Carta dominical del Arzobispo de Sevilla
El corazón humano tiende a una felicidad plena e ilimitada. Cada persona suele tener programas, planes y proyectos concretos que le producen ilusión y que le animan a trabajar con interés pensando que una vez alcanzados le colmarán de felicidad. Trabaja y se sacrifica, se esfuerza por conseguir aquello que es la meta de su existencia. Pero experimenta una y otra vez que cuando logra esos objetivos, no encuentra la plenitud y la felicidad que esperaba, y ha de empezar de nuevo. Experimenta así la finitud de todo cuanto consigue y sufre por ello como una especie de insatisfacción continua que hace de su vida una expectativa incesante, sin encontrar algo o alguien que le llene plenamente, que le satisfaga en totalidad.

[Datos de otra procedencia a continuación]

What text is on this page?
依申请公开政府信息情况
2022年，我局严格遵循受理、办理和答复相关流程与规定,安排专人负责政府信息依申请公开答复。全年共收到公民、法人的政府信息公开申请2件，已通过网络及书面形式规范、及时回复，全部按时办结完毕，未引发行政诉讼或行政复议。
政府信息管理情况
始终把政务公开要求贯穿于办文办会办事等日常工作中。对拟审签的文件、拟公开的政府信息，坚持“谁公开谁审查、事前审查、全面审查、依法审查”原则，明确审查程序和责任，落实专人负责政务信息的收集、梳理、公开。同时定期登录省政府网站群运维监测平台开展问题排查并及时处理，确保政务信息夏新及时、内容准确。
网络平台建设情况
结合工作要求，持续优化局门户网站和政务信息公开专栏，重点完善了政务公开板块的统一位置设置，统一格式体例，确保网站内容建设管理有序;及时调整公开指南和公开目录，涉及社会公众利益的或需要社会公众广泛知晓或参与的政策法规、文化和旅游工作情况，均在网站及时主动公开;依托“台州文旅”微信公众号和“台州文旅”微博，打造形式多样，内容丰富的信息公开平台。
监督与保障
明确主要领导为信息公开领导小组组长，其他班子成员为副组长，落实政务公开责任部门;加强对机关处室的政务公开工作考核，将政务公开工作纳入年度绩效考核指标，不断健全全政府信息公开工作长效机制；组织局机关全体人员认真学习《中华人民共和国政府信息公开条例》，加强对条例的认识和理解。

El ser humano se plantea el problema de la felicidad en términos de infinito, en términos de trascendencia, y cuando tiene satisfechas con holgura sus necesidades primarias, y ha logrado un estatus de bienestar material, brota del interior la sensación de vacío, de falta de sentido de la vida. El hombre necesita razones para vivir, para sufrir, para entregarse, para dar lo mejor de sí mismo, para morir si llega el caso. La felicidad brota como consecuencia de haber entregado generosamente lo mejor de uno mismo por una causa noble. Esta experiencia no es nueva, es antigua como la vida misma. Este ser humano que busca la felicidad, en el fondo, busca a Dios. La búsqueda de la felicidad desemboca en el deseo de encontrar a Dios. ¿Pero cómo?
Los Evangelios narran muchos encuentros de Jesús con personas de todo tipo y condición. Pero un episodio especialmente significativo es el que nos ofrece el relato de su encuentro con la samaritana junto al pozo de Jacob, en el capítulo cuarto del Evangelio de san Juan. El diálogo entre Jesús y la samaritana uno de los textos más hermosos y profundos de la Biblia. Aquella mujer representa la insatisfacción existencial de quien no ha encontrado lo que busca: había tenido «cinco maridos» y convivía con otro hombre. Pero todo cambió para ella aquel día gracias al encuentro con un desconocido que le ofrece el agua de la vida.
La existencia humana es como un camino de liberación, como un éxodo, como un paso de la esclavitud a la tierra prometida, de la muerte a la vida. A lo largo de este camino experimentamos todos los componentes de la vida humana, desde los más agradables a los más desconcertantes, incluidos la pérdida de sentido y de esperanza. Así debía sucederle también a la samaritana, pero aquel día se encontró con un hombre que le revela toda la verdad. En un sencillo diálogo, le ofrece el don de Dios: el Espíritu Santo, fuente de agua viva para la vida eterna. Se manifiesta a sí mismo como el Mesías esperado, lleno del Espíritu Santo y capaz de dárselo a los hombres, y le anuncia al Padre, que quiere ser adorado en espíritu y verdad.
Este episodio del encuentro con la mujer samaritana dibuja el itinerario de fe que todos estamos llamados a recorrer. Jesús sigue ofreciendo la fe y el amor al hombre de hoy. Del encuentro personal con Él, reconocido y acogido como Mesías, nace la adhesión a su mensaje de salvación y el deseo de difundirlo en el mundo. Vemos en el relato que el encuentro con Jesús transforma completamente la vida de aquella mujer que, sin demora, como un apóstol más, corre a comunicar la buena noticia a la gente del pueblo. Comenzamos hoy la tercera semana de nuestro camino cuaresmal. Estemos atentos al paso de Dios por nuestra vida; estemos atentos a Cristo, que sale a nuestro encuentro en las más diversas circunstancias. María Santísima nos acompaña en el camino.